Although Frankenstein has consistently dominated critical discussions of her oeuvre, Shelley was a prolific author. After Frankenstein, her most recognized work is The Last Man (1826), which describes a post-apocalyptic future. Set in the twenty-first century, the novel depicts a plague that devastates Europe and the efforts of the "last man"—Lionel Verney—to reach Rome in a search for other survivors. The work is noted for its inventive descriptions of the future and is considered an early prototype of contemporary science fiction. Valperga; or, The Life and Adventures of Castruccio, Prince of Lucca (1823) and The Fortunes of Perkin Warbeck (1830) are historical novels that have received scant attention from critics, while Lodore (1835) and Falkner (1837), thought by many to be autobiographical, have frequently been examined by literary historians for their insight into the lives of the Shelleys and their circle of peers. Shelley's posthumously-published novel Mathilda concerns the incestuous attraction between a father and daughter which results in the father's eventual suicide. The daughter, Mathilda, reveals the story to a poet whom she meets while mourning her father in Scotland. Scholars have come to a general consensus regardingMathilda, suggesting that the characters are largely based on Shelley, her father, and Percy Shelley.

CRITICAL RECEPTION

Since Shelley's death, critics have devoted little attention to her range of works, focusing almost entirely on Frankenstein. Early commentators relegated the novel to the Gothic genre, practiced by such popular authors of the era as Ann Radcliffe and Matthew Gregory "Monk" Lewis. While most early Victorian reviewers reviled what they considered the sensationalist and gruesome elements in Frankenstein, many praised the anonymous author's imagination and powers of description. Since the latter part of the nineteenth century, critics have reassessed Frankenstein, analyzing the novel's mythic-philosophic theme of Prometheanism, and its expression of Romantic ideals and attitudes. Scholars have also focused on the influence of Percy Shelley's poetry, Godwin's humanitarian social views, and Wollstonecraft's feminism on the text. Critics have noted the influence of John Milton's Paradise Lost, Goethe's Faust, and Samuel Taylor Coleridge's "The Rime of the Ancient Mariner" on Shelley's narrative. Criticism on Frankenstein has proliferated since the 1950s, encompassing a wide variety of themes and approaches.
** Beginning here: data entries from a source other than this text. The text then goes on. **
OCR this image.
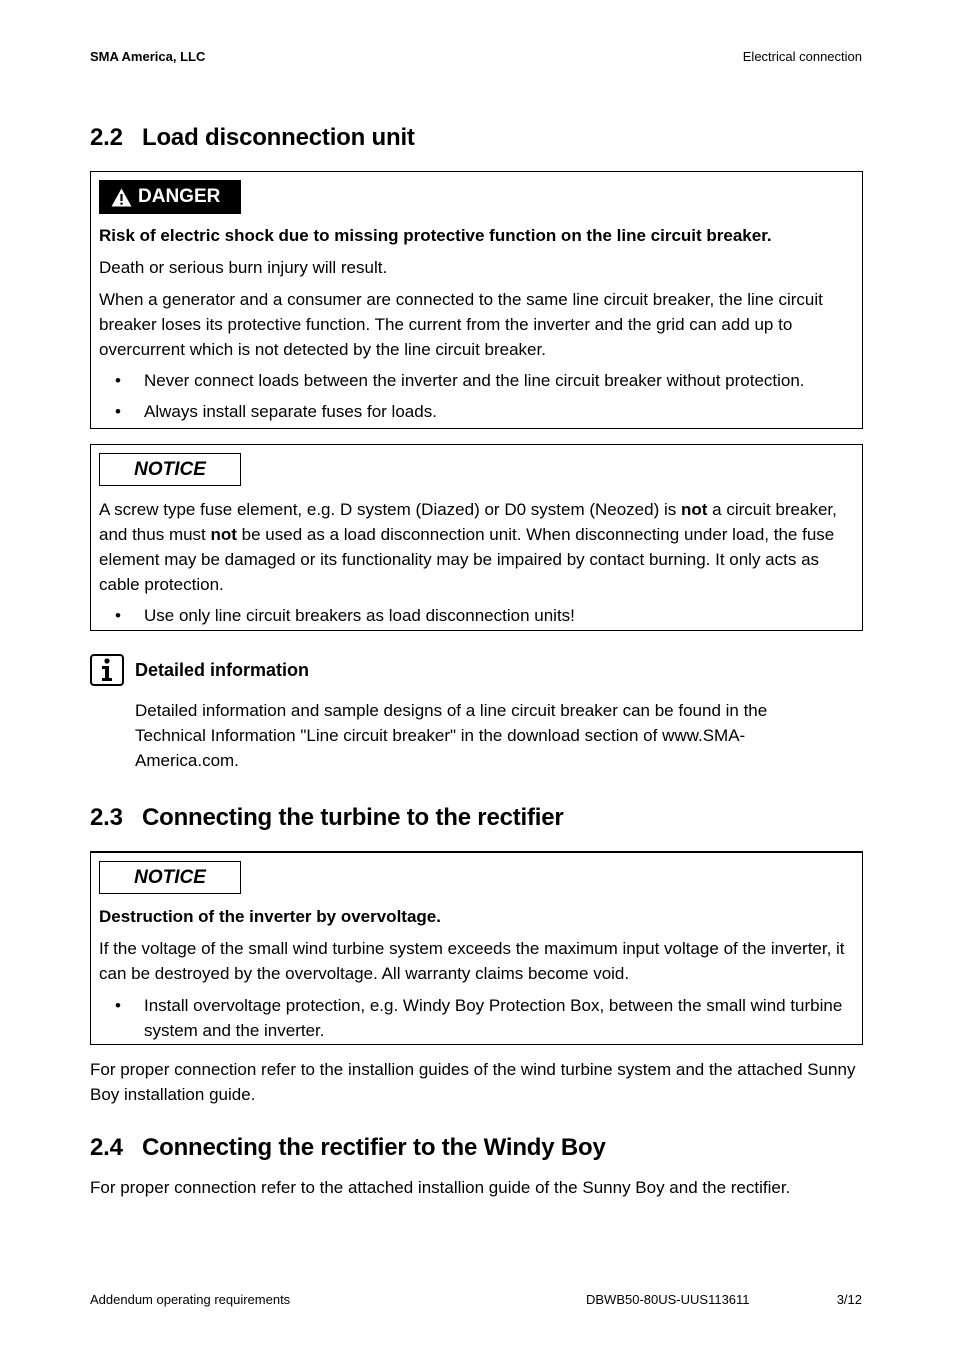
SMA America, LLC	Electrical connection
2.2 Load disconnection unit
DANGER

Risk of electric shock due to missing protective function on the line circuit breaker.

Death or serious burn injury will result.

When a generator and a consumer are connected to the same line circuit breaker, the line circuit breaker loses its protective function. The current from the inverter and the grid can add up to overcurrent which is not detected by the line circuit breaker.

• Never connect loads between the inverter and the line circuit breaker without protection.
• Always install separate fuses for loads.
NOTICE

A screw type fuse element, e.g. D system (Diazed) or D0 system (Neozed) is not a circuit breaker, and thus must not be used as a load disconnection unit. When disconnecting under load, the fuse element may be damaged or its functionality may be impaired by contact burning. It only acts as cable protection.

• Use only line circuit breakers as load disconnection units!
Detailed information
Detailed information and sample designs of a line circuit breaker can be found in the Technical Information "Line circuit breaker" in the download section of www.SMA-America.com.
2.3 Connecting the turbine to the rectifier
NOTICE

Destruction of the inverter by overvoltage.

If the voltage of the small wind turbine system exceeds the maximum input voltage of the inverter, it can be destroyed by the overvoltage. All warranty claims become void.

• Install overvoltage protection, e.g. Windy Boy Protection Box, between the small wind turbine system and the inverter.

For proper connection refer to the installion guides of the wind turbine system and the attached Sunny Boy installation guide.

2.4 Connecting the rectifier to the Windy Boy

For proper connection refer to the attached installion guide of the Sunny Boy and the rectifier.

Addendum operating requirements	DBWB50-80US-UUS113611	3/12
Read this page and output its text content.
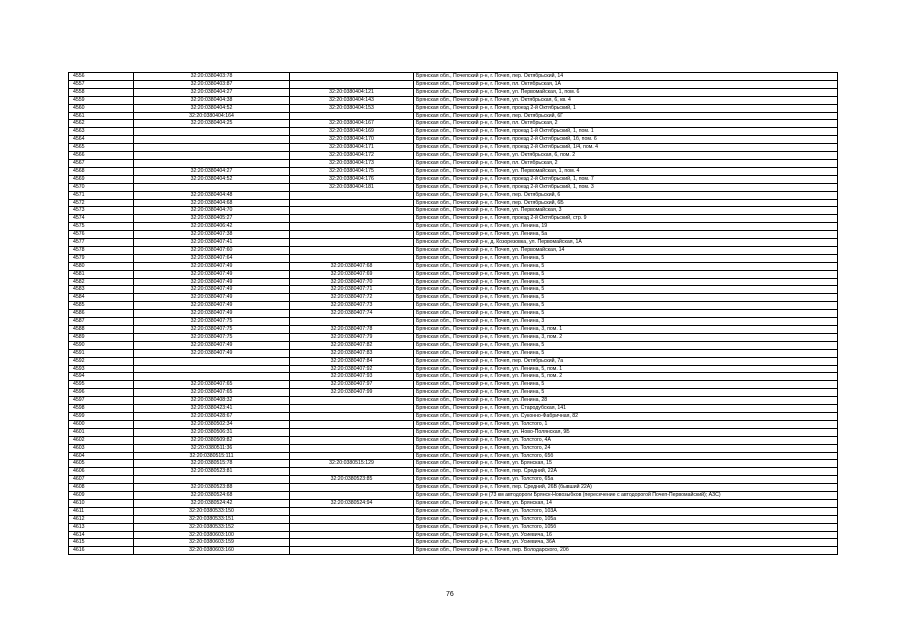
4556	32:20:0380403:78		Брянская обл., Почепский р-н, г. Почеп, пер. Октябрьский, 14
4557	32:20:0380403:87		Брянская обл., Почепский р-н, г. Почеп, пл. Октябрьская, 1А
4558	32:20:0380404:27	32:20:0380404:121	Брянская обл., Почепский р-н, г. Почеп, ул. Первомайская, 1, пом. 6
4559	32:20:0380404:38	32:20:0380404:143	Брянская обл., Почепский р-н, г. Почеп, ул. Октябрьская, 6, кв. 4
4560	32:20:0380404:52	32:20:0380404:153	Брянская обл., Почепский р-н, г. Почеп, проезд 2-й Октябрьский, 1
4561	32:20:0380404:164		Брянская обл., Почепский р-н, г. Почеп, пер. Октябрьский, 6Г
4562	32:20:0380404:25	32:20:0380404:167	Брянская обл., Почепский р-н, г. Почеп, пл. Октябрьская, 2
4563		32:20:0380404:169	Брянская обл., Почепский р-н, г. Почеп, проезд 1-й Октябрьский, 1, пом. 1
4564		32:20:0380404:170	Брянская обл., Почепский р-н, г. Почеп, проезд 2-й Октябрьский, 1б, пом. 6
4565		32:20:0380404:171	Брянская обл., Почепский р-н, г. Почеп, проезд 2-й Октябрьский, 1/4, пом. 4
4566		32:20:0380404:172	Брянская обл., Почепский р-н, г. Почеп, ул. Октябрьская, 6, пом. 2
4567		32:20:0380404:173	Брянская обл., Почепский р-н, г. Почеп, пл. Октябрьская, 2
4568	32:20:0380404:27	32:20:0380404:175	Брянская обл., Почепский р-н, г. Почеп, ул. Первомайская, 1, пом. 4
4569	32:20:0380404:52	32:20:0380404:176	Брянская обл., Почепский р-н, г. Почеп, проезд 2-й Октябрьский, 1, пом. 7
4570		32:20:0380404:181	Брянская обл., Почепский р-н, г. Почеп, проезд 2-й Октябрьский, 1, пом. 3
4571	32:20:0380404:48		Брянская обл., Почепский р-н, г. Почеп, пер. Октябрьский, 6
4572	32:20:0380404:68		Брянская обл., Почепский р-н, г. Почеп, пер. Октябрьский, 6Б
4573	32:20:0380404:70		Брянская обл., Почепский р-н, г. Почеп, ул. Первомайская, 3
4574	32:20:0380405:27		Брянская обл., Почепский р-н, г. Почеп, проезд 2-й Октябрьский, стр. 9
4575	32:20:0380406:42		Брянская обл., Почепский р-н, г. Почеп, ул. Ленина, 19
4576	32:20:0380407:38		Брянская обл., Почепский р-н, г. Почеп, ул. Ленина, 5а
4577	32:20:0380407:41		Брянская обл., Почепский р-н, д. Козорезовка, ул. Первомайская, 1А
4578	32:20:0380407:60		Брянская обл., Почепский р-н, г. Почеп, ул. Первомайская, 14
4579	32:20:0380407:64		Брянская обл., Почепский р-н, г. Почеп, ул. Ленина, 5
4580	32:20:0380407:49	32:20:0380407:68	Брянская обл., Почепский р-н, г. Почеп, ул. Ленина, 5
4581	32:20:0380407:49	32:20:0380407:69	Брянская обл., Почепский р-н, г. Почеп, ул. Ленина, 5
4582	32:20:0380407:49	32:20:0380407:70	Брянская обл., Почепский р-н, г. Почеп, ул. Ленина, 5
4583	32:20:0380407:49	32:20:0380407:71	Брянская обл., Почепский р-н, г. Почеп, ул. Ленина, 5
4584	32:20:0380407:49	32:20:0380407:72	Брянская обл., Почепский р-н, г. Почеп, ул. Ленина, 5
4585	32:20:0380407:49	32:20:0380407:73	Брянская обл., Почепский р-н, г. Почеп, ул. Ленина, 5
4586	32:20:0380407:49	32:20:0380407:74	Брянская обл., Почепский р-н, г. Почеп, ул. Ленина, 5
4587	32:20:0380407:75		Брянская обл., Почепский р-н, г. Почеп, ул. Ленина, 3
4588	32:20:0380407:75	32:20:0380407:78	Брянская обл., Почепский р-н, г. Почеп, ул. Ленина, 3, пом. 1
4589	32:20:0380407:75	32:20:0380407:79	Брянская обл., Почепский р-н, г. Почеп, ул. Ленина, 3, пом. 2
4590	32:20:0380407:49	32:20:0380407:82	Брянская обл., Почепский р-н, г. Почеп, ул. Ленина, 5
4591	32:20:0380407:49	32:20:0380407:83	Брянская обл., Почепский р-н, г. Почеп, ул. Ленина, 5
4592		32:20:0380407:84	Брянская обл., Почепский р-н, г. Почеп, пер. Октябрьский, 7а
4593		32:20:0380407:92	Брянская обл., Почепский р-н, г. Почеп, ул. Ленина, 5, пом. 1
4594		32:20:0380407:93	Брянская обл., Почепский р-н, г. Почеп, ул. Ленина, 5, пом. 2
4595	32:20:0380407:65	32:20:0380407:97	Брянская обл., Почепский р-н, г. Почеп, ул. Ленина, 5
4596	32:20:0380407:65	32:20:0380407:99	Брянская обл., Почепский р-н, г. Почеп, ул. Ленина, 5
4597	32:20:0380408:32		Брянская обл., Почепский р-н, г. Почеп, ул. Ленина, 28
4598	32:20:0380423:41		Брянская обл., Почепский р-н, г. Почеп, ул. Стародубская, 141
4599	32:20:0380428:67		Брянская обл., Почепский р-н, г. Почеп, ул. Суконно-Фабричная, 82
4600	32:20:0380502:34		Брянская обл., Почепский р-н, г. Почеп, ул. Толстого, 1
4601	32:20:0380506:31		Брянская обл., Почепский р-н, г. Почеп, ул. Ново-Полянская, 9Б
4602	32:20:0380509:82		Брянская обл., Почепский р-н, г. Почеп, ул. Толстого, 4А
4603	32:20:0380511:36		Брянская обл., Почепский р-н, г. Почеп, ул. Толстого, 24
4604	32:20:0380515:111		Брянская обл., Почепский р-н, г. Почеп, ул. Толстого, 65б
4605	32:20:0380515:78	32:20:0380515:129	Брянская обл., Почепский р-н, г. Почеп, ул. Брянская, 15
4606	32:20:0380523:81		Брянская обл., Почепский р-н, г. Почеп, пер. Средний, 22А
4607		32:20:0380523:85	Брянская обл., Почепский р-н, г. Почеп, ул. Толстого, 65а
4608	32:20:0380523:88		Брянская обл., Почепский р-н, г. Почеп, пер. Средний, 26В (бывший 22А)
4609	32:20:0380524:68		Брянская обл., Почепский р-н (73 км автодороги Брянск-Новозыбков (пересечение с автодорогой Почеп-Первомайский); АЗС)
4610	32:20:0380524:42	32:20:0380524:94	Брянская обл., Почепский р-н, г. Почеп, ул. Брянская, 14
4611	32:20:0380533:150		Брянская обл., Почепский р-н, г. Почеп, ул. Толстого, 103А
4612	32:20:0380533:151		Брянская обл., Почепский р-н, г. Почеп, ул. Толстого, 105а
4613	32:20:0380533:152		Брянская обл., Почепский р-н, г. Почеп, ул. Толстого, 105б
4614	32:20:0380603:100		Брянская обл., Почепский р-н, г. Почеп, ул. Усиевича, 16
4615	32:20:0380603:159		Брянская обл., Почепский р-н, г. Почеп, ул. Усиевича, 36А
4616	32:20:0380603:160		Брянская обл., Почепский р-н, г. Почеп, пер. Володарского, 20б
76
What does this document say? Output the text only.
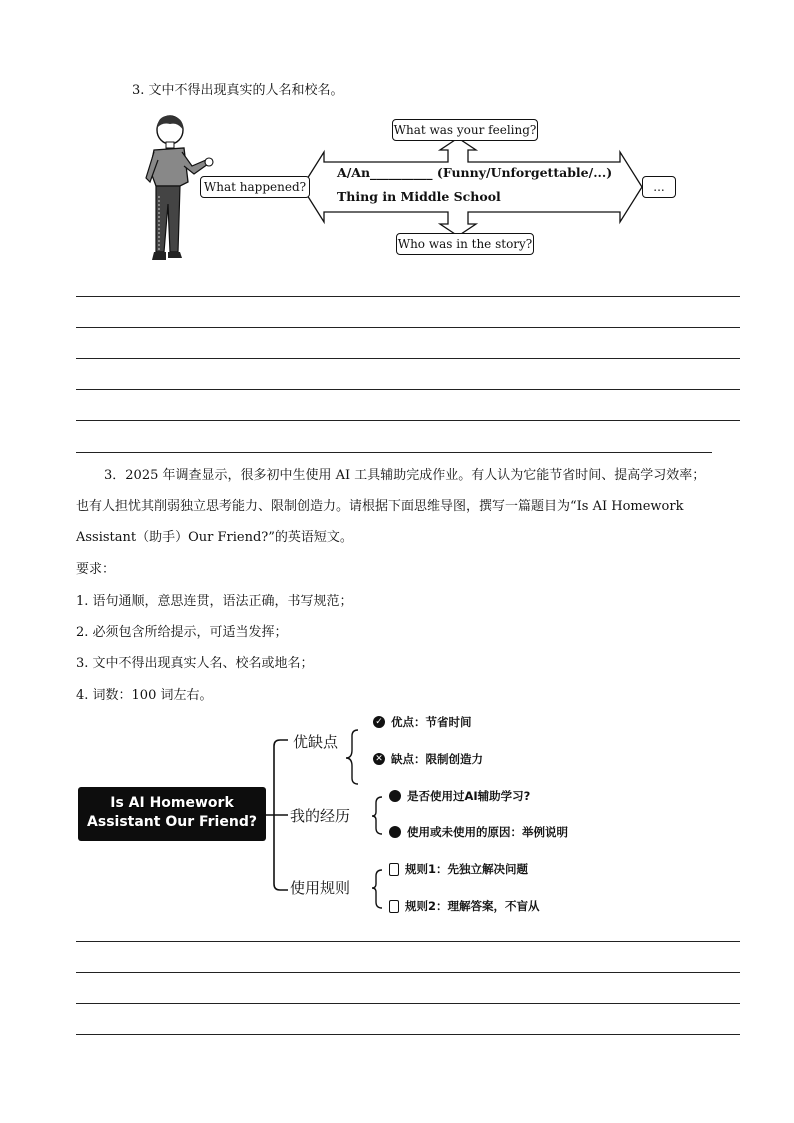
3. 文中不得出现真实的人名和校名。
A/An__________ (Funny/Unforgettable/...)
Thing in Middle School
What was your feeling?
What happened?
Who was in the story?
...
3．2025 年调查显示，很多初中生使用 AI 工具辅助完成作业。有人认为它能节省时间、提高学习效率；
也有人担忧其削弱独立思考能力、限制创造力。请根据下面思维导图，撰写一篇题目为“Is AI Homework
Assistant（助手）Our Friend?”的英语短文。
要求：
1. 语句通顺，意思连贯，语法正确，书写规范；
2. 必须包含所给提示，可适当发挥；
3. 文中不得出现真实人名、校名或地名；
4. 词数：100 词左右。
Is AI Homework
Assistant Our Friend?
优缺点
我的经历
使用规则
✓ 优点：节省时间
✕ 缺点：限制创造力
是否使用过AI辅助学习?
使用或未使用的原因：举例说明
规则1：先独立解决问题
规则2：理解答案，不盲从
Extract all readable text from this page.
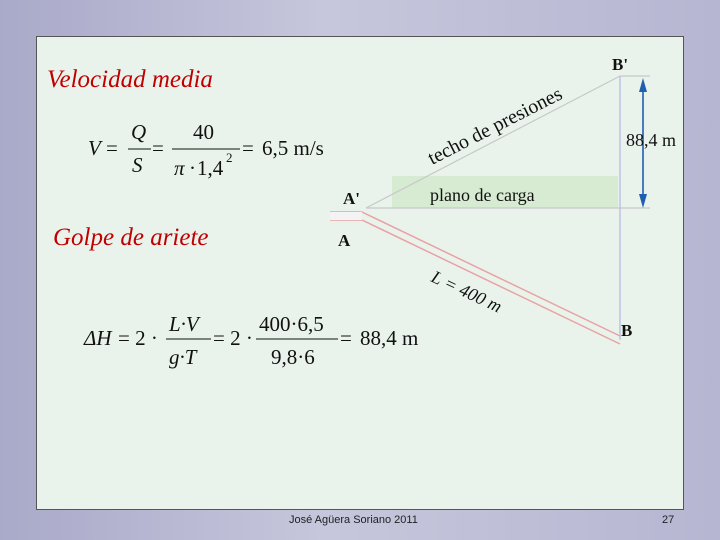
Velocidad media
Golpe de ariete
B'
A'
A
B
88,4 m
plano de carga
techo de presiones
L = 400 m
V =
Q
S
=
40
π · 1,4 2 = 6,5 m/s
ΔH = 2 ·
L·V
g·T
= 2 ·
400·6,5
9,8·6
= 88,4 m
José Agüera Soriano 2011	27
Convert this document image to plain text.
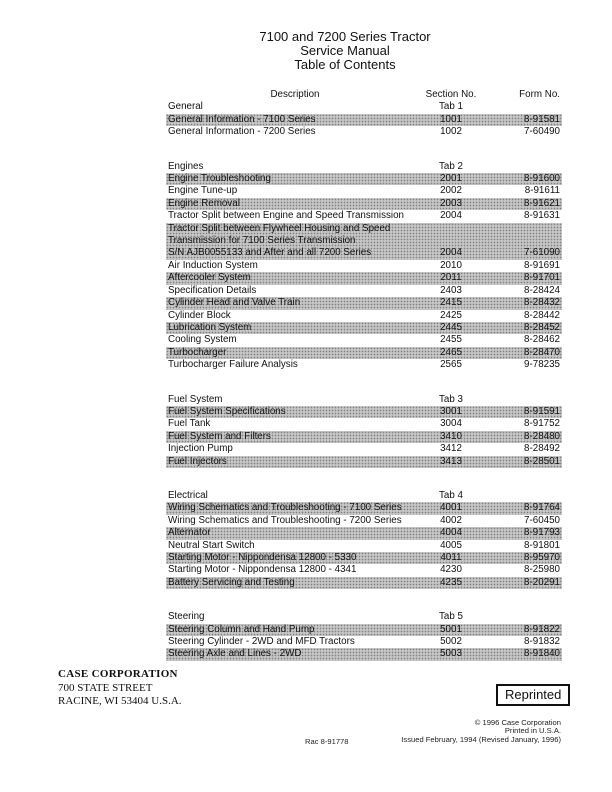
7100 and 7200 Series Tractor
Service Manual
Table of Contents
Description	Section No.	Form No.
General	Tab 1
General Information - 7100 Series	1001	8-91581
General Information - 7200 Series	1002	7-60490
Engines	Tab 2
Engine Troubleshooting	2001	8-91600
Engine Tune-up	2002	8-91611
Engine Removal	2003	8-91621
Tractor Split between Engine and Speed Transmission	2004	8-91631
Tractor Split between Flywheel Housing and Speed
Transmission for 7100 Series Transmission
S/N AJB0055133 and After and all 7200 Series	2004	7-61090
Air Induction System	2010	8-91691
Aftercooler System	2011	8-91701
Specification Details	2403	8-28424
Cylinder Head and Valve Train	2415	8-28432
Cylinder Block	2425	8-28442
Lubrication System	2445	8-28452
Cooling System	2455	8-28462
Turbocharger	2465	8-28470
Turbocharger Failure Analysis	2565	9-78235
Fuel System	Tab 3
Fuel System Specifications	3001	8-91591
Fuel Tank	3004	8-91752
Fuel System and Filters	3410	8-28480
Injection Pump	3412	8-28492
Fuel Injectors	3413	8-28501
Electrical	Tab 4
Wiring Schematics and Troubleshooting - 7100 Series	4001	8-91764
Wiring Schematics and Troubleshooting - 7200 Series	4002	7-60450
Alternator	4004	8-91793
Neutral Start Switch	4005	8-91801
Starting Motor - Nippondensa 12800 - 5330	4011	8-95970
Starting Motor - Nippondensa 12800 - 4341	4230	8-25980
Battery Servicing and Testing	4235	8-20291
Steering	Tab 5
Steering Column and Hand Pump	5001	8-91822
Steering Cylinder - 2WD and MFD Tractors	5002	8-91832
Steering Axle and Lines - 2WD	5003	8-91840
CASE CORPORATION
700 STATE STREET
RACINE, WI 53404 U.S.A.	Reprinted
Rac 8-91778
© 1996 Case Corporation
Printed in U.S.A.
Issued February, 1994 (Revised January, 1996)
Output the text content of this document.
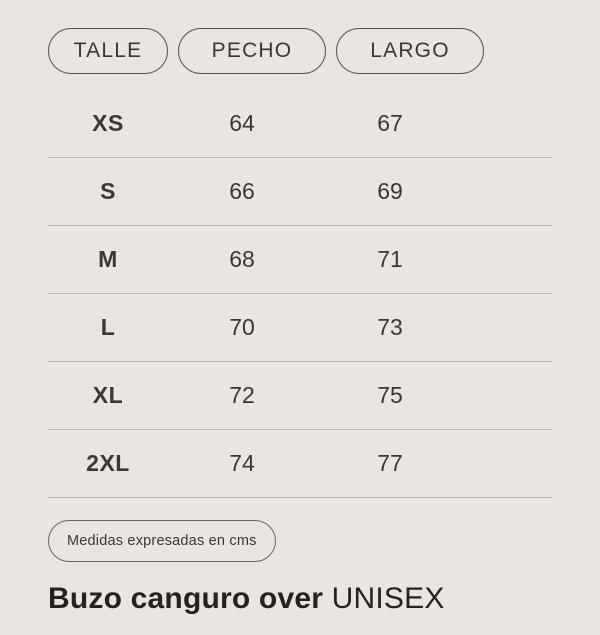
TALLE	PECHO	LARGO
XS	64	67
S	66	69
M	68	71
L	70	73
XL	72	75
2XL	74	77
Medidas expresadas en cms
Buzo canguro over UNISEX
Feminist scholars have often viewed Frankenstein's creature as a representation of the repression of women, arguing that the novel expresses Shelley's own feelings regarding her self-identity and her feelings of anxiety as a female writer. Such critics have also noted that Frankenstein, along with Shelley's other works, offers commentary on the social construction of gender, the marginalization of women, and the ways in which women figure into the public world. In recent years, feminist scholars have additionally begun to examine Shelley's other, more neglected writings. In particular, they have explored the themes of incest, familial relationships, and psychological trauma in Mathilda, offering psychobiological interpretations of the work and viewing it as a revelatory text regarding her relationship with her father. Feminist academics have called for a critical reassessment of Shelley's oeuvre, arguing that her prose reveals a writer with a wide range of stylistic abilities and thematic interests. Overall, critics have maintained that Shelley's writing echoes her mother's early feminist views and addresses complex questions of multiple sexualities, gender roles, and the pressures facing female writers in the nineteenth century.